À l’occasion de la Journée mondiale du théâtre, la poétesse et scénariste Alice Sakina revient sur son parcours et livre une réflexion profonde sur la place du théâtre dans la société contemporaine.

Une vocation née d’un besoin de raconter
« Ce qui m’a conduit au théâtre, c’est d’abord le besoin impérieux de raconter des histoires avec mon corps et ma voix », explique-t-elle. Jeune, elle cherchait un espace où elle pourrait être pleinement elle-même tout en devenant mille autres. Son premier rôle marquant fut La Vierge de Selembao, une création collective qui lui a révélé que le théâtre n’est pas un simple divertissement, mais un acte social capable de réveiller les consciences.
Le théâtre, une école de rigueur et d’humilité
Pour Alice Sakina, le théâtre a façonné sa vie professionnelle et personnelle. « On ne triche pas avec le texte, on ne triche pas avec le public », affirme-t-elle. Sur le plan personnel, elle confie que le théâtre l’a « sauvée », en lui apprenant à écouter l’autre et à transformer ses vulnérabilités en forces de jeu.
Des maîtres et des modèles inspirants
Elle cite avec admiration le Professeur Nzey Van pour sa quête d’un théâtre universel et épuré, Werewere Liking pour son travail novateur en Afrique, et Mbaye Gana Kebe, immense comédien sénégalais, dont la simplicité lui a montré que « la plus grande des virtuosités » réside dans la présence.
Un art indispensable dans un monde saturé d’images
Dans une société dominée par les écrans, Alice Sakina voit le théâtre comme « le dernier rempart de la présence ». Pour elle, il n’est pas un luxe mais une nécessité vitale : « C’est un lieu où le temps est suspendu, où l’on est contraint de faire corps avec des inconnus. »

Un outil de sensibilisation et de débat
Le théâtre, selon elle, ne donne pas de leçons mais pose des questions.
« On peut entendre un chiffre sur les violences faites aux femmes, mais voir une comédienne en vivre le traumatisme sur scène, c’est un choc émotionnel qui agit directement sur notre humanité. »
Les défis du théâtre africain
Alice Sakina déplore le manque de structures adaptées, de salles de répétition et de subventions régulières. La précarité reste le quotidien des artistes, malgré un talent immense. Elle insiste aussi sur la nécessité de toucher des publics au-delà des grandes capitales.

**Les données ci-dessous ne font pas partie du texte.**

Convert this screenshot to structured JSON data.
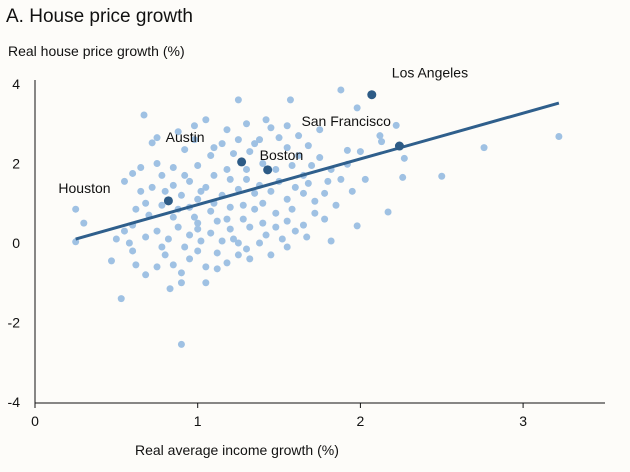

Une méthode de travail exigeante
« Je suis un artisan du texte », dit-elle. Son approche consiste à analyser chaque mot avant de donner naissance au personnage dans son corps. « Quand je sais comment il respire, je sais comment il pense, comment il aime, comment il souffre. »
L’avenir du théâtre africain
Optimiste, elle croit que le prochain grand renouveau théâtral viendra d’Afrique. Un théâtre qui ose mêler les langues, intégrer les nouvelles technologies tout en restant fidèle à ses racines orales et rituelles. Le défi sera de structurer cette énergie pour qu’elle rayonne durablement.

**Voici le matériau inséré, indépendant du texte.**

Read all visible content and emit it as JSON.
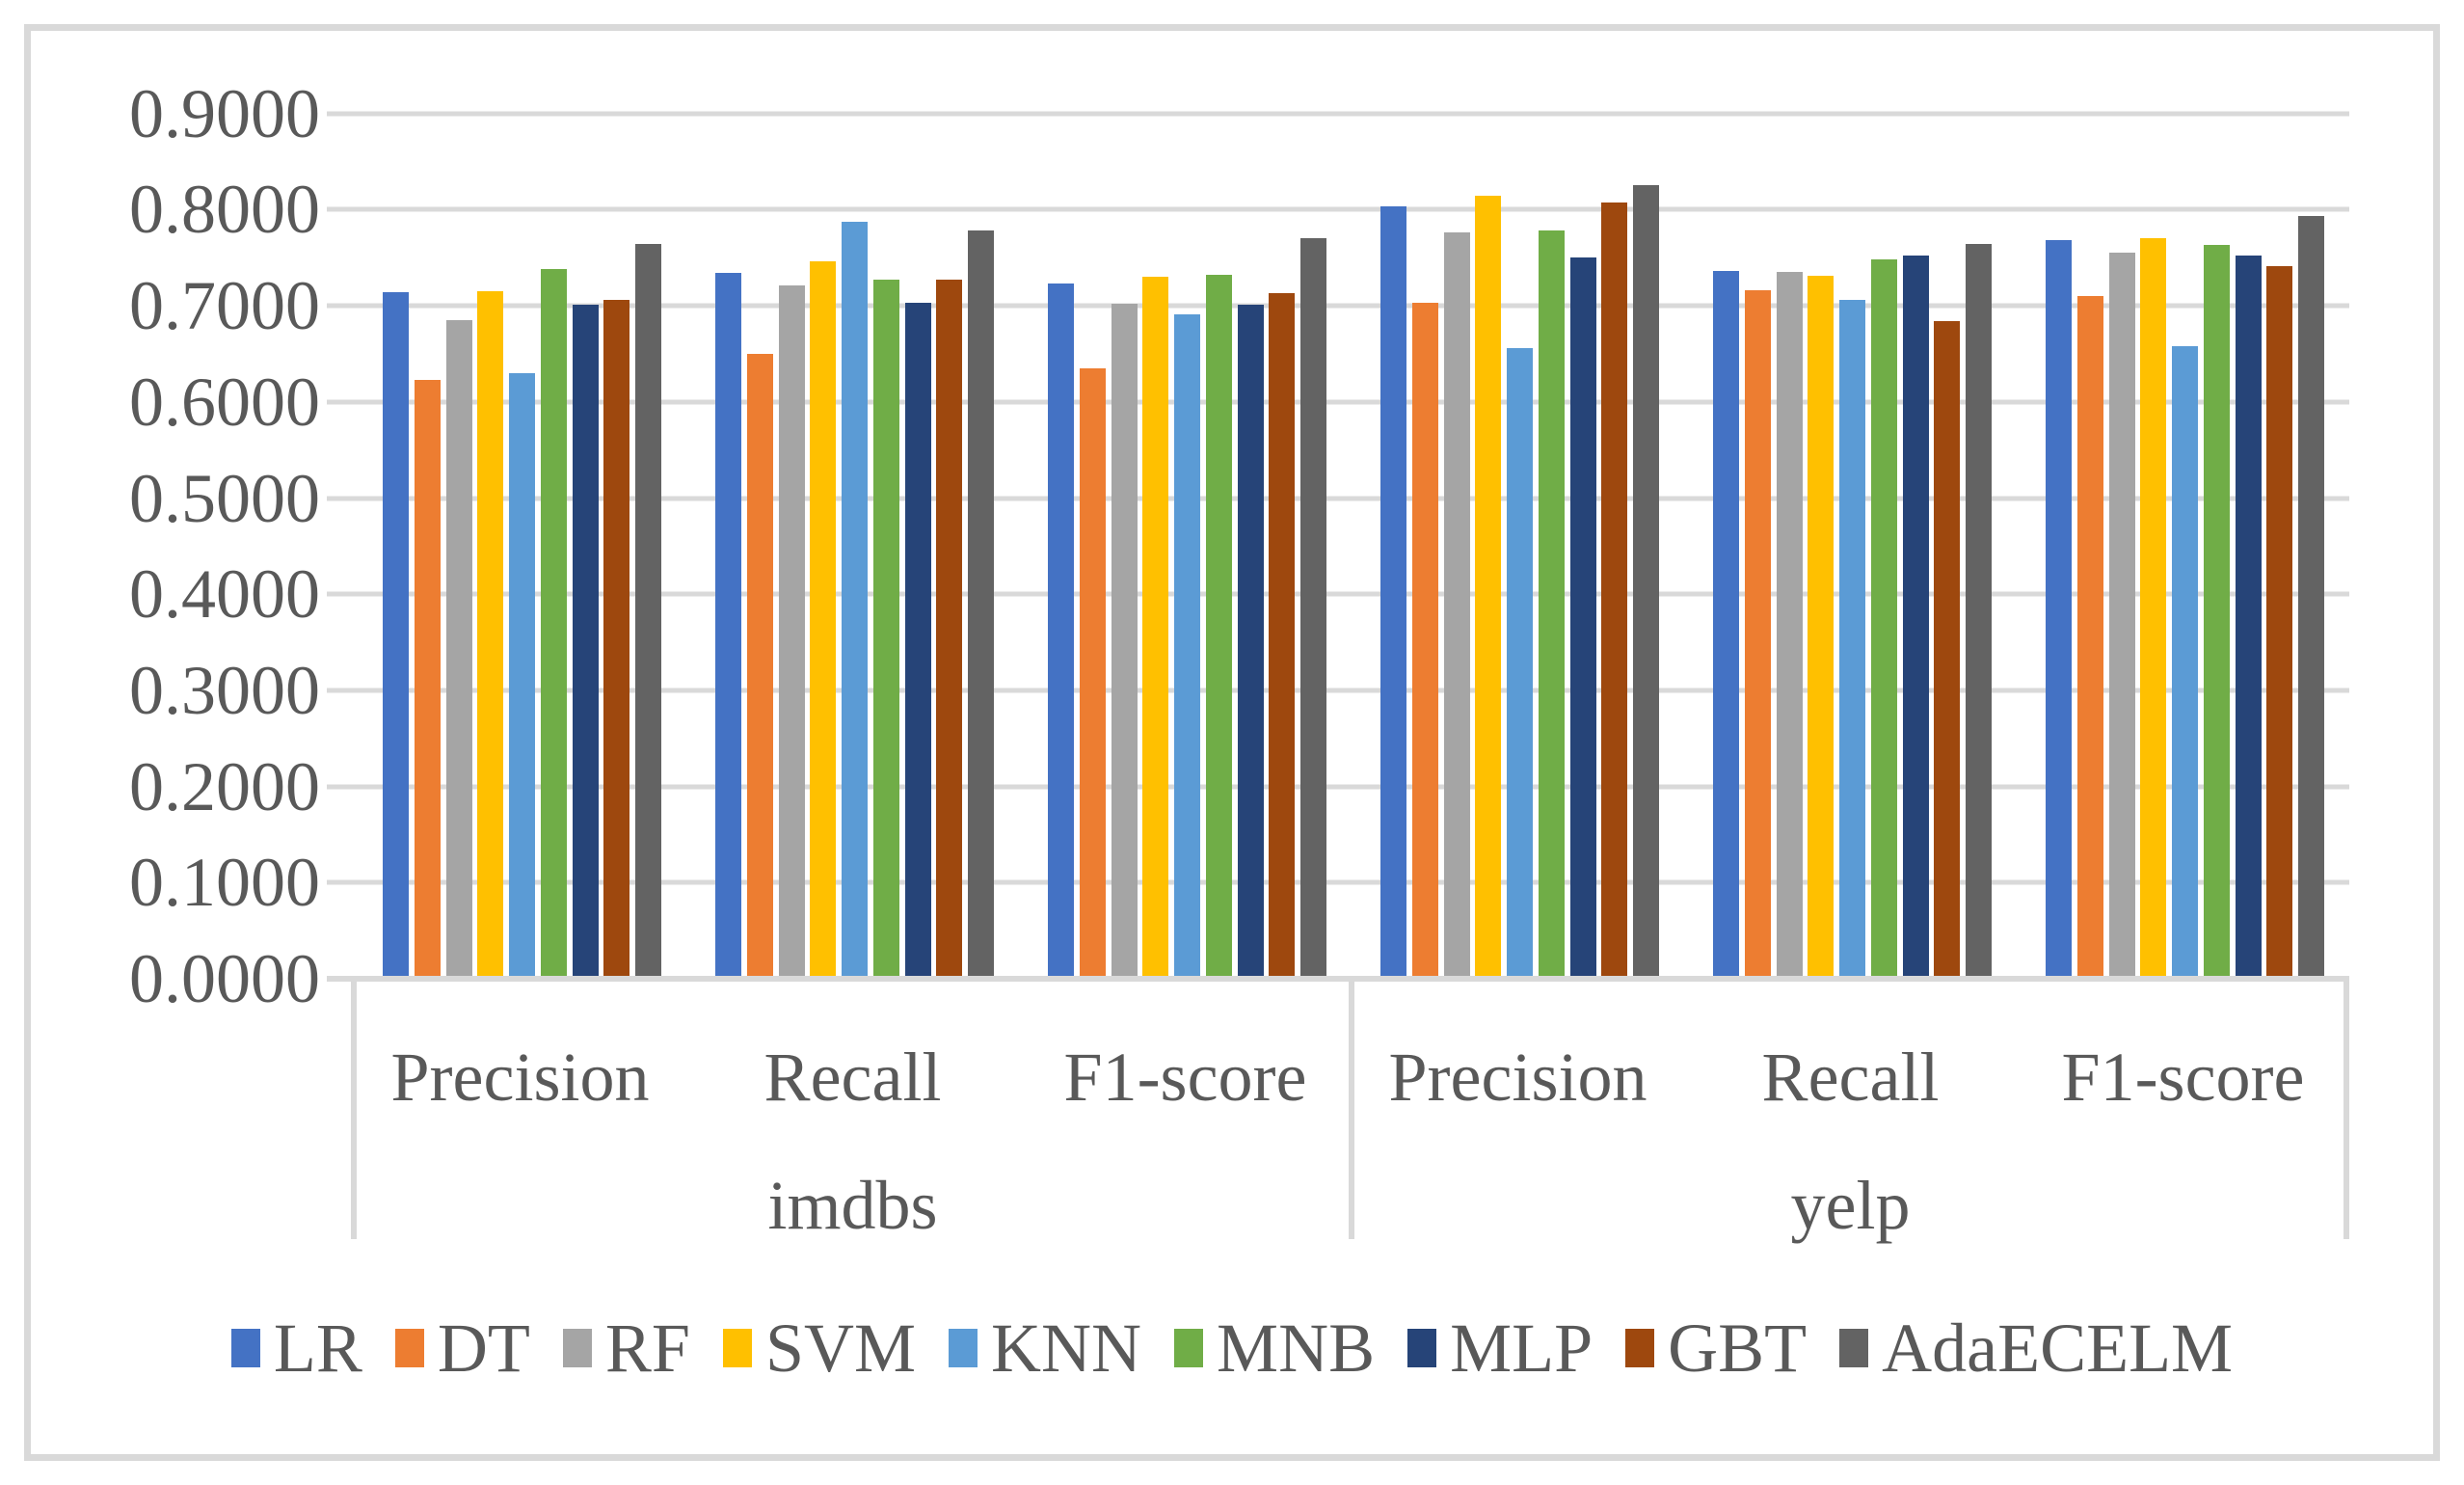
{
  "chart_data": {
    "type": "bar",
    "title": "",
    "categories": [
      "Precision",
      "Recall",
      "F1-score",
      "Precision",
      "Recall",
      "F1-score"
    ],
    "group_labels": [
      "imdbs",
      "yelp"
    ],
    "series": [
      {
        "name": "LR",
        "color": "#4472C4",
        "values": [
          0.714,
          0.734,
          0.723,
          0.803,
          0.736,
          0.768
        ]
      },
      {
        "name": "DT",
        "color": "#ED7D31",
        "values": [
          0.623,
          0.65,
          0.635,
          0.703,
          0.716,
          0.71
        ]
      },
      {
        "name": "RF",
        "color": "#A5A5A5",
        "values": [
          0.685,
          0.721,
          0.702,
          0.776,
          0.735,
          0.755
        ]
      },
      {
        "name": "SVM",
        "color": "#FFC000",
        "values": [
          0.715,
          0.746,
          0.73,
          0.814,
          0.731,
          0.77
        ]
      },
      {
        "name": "KNN",
        "color": "#5B9BD5",
        "values": [
          0.63,
          0.787,
          0.691,
          0.656,
          0.706,
          0.658
        ]
      },
      {
        "name": "MNB",
        "color": "#70AD47",
        "values": [
          0.738,
          0.727,
          0.732,
          0.778,
          0.748,
          0.763
        ]
      },
      {
        "name": "MLP",
        "color": "#264478",
        "values": [
          0.701,
          0.703,
          0.701,
          0.75,
          0.752,
          0.752
        ]
      },
      {
        "name": "GBT",
        "color": "#9E480E",
        "values": [
          0.706,
          0.727,
          0.713,
          0.807,
          0.684,
          0.741
        ]
      },
      {
        "name": "AdaECELM",
        "color": "#636363",
        "values": [
          0.764,
          0.778,
          0.77,
          0.825,
          0.764,
          0.793
        ]
      }
    ],
    "y_axis": {
      "min": 0.0,
      "max": 0.9,
      "step": 0.1,
      "tick_labels": [
        "0.0000",
        "0.1000",
        "0.2000",
        "0.3000",
        "0.4000",
        "0.5000",
        "0.6000",
        "0.7000",
        "0.8000",
        "0.9000"
      ]
    },
    "grid": true,
    "legend_position": "bottom",
    "style_colors": {
      "gridline": "#D9D9D9",
      "axis_text": "#595959",
      "figure_border": "#D9D9D9",
      "background": "#FFFFFF"
    }
  }
}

Donner une voix aux jeunes talents
Pour elle, il faut créer des pépinières, multiplier les résidences d’artistes et oser une politique de diffusion audacieuse. La visibilité passe par la mobilité et par l’ouverture des scènes nationales aux jeunes compagnies.
Un message au public
En cette Journée mondiale du théâtre, Alice Sakina adresse un appel vibrant :
« Ne venez pas au théâtre pour chercher une confirmation de ce que vous savez déjà. Venez pour être dérangés, pour être surpris, pour retrouver ce que vous avez oublié. Le théâtre vous offre le luxe du temps réel, de la présence réelle. »
Une voix littéraire et scénique
Licenciée en Lettres, littérature francophone à l’Université Pédagogique Nationale, Alice Sakina est autant poétesse que scénariste. Son parcours illustre une volonté constante de faire du théâtre un espace de vérité et de transformation. Entre poésie, dramaturgie et engagement social, elle incarne une génération d’artistes qui croient que la scène n’est pas seulement un lieu de représentation, mais un lieu de résistance et de renaissance.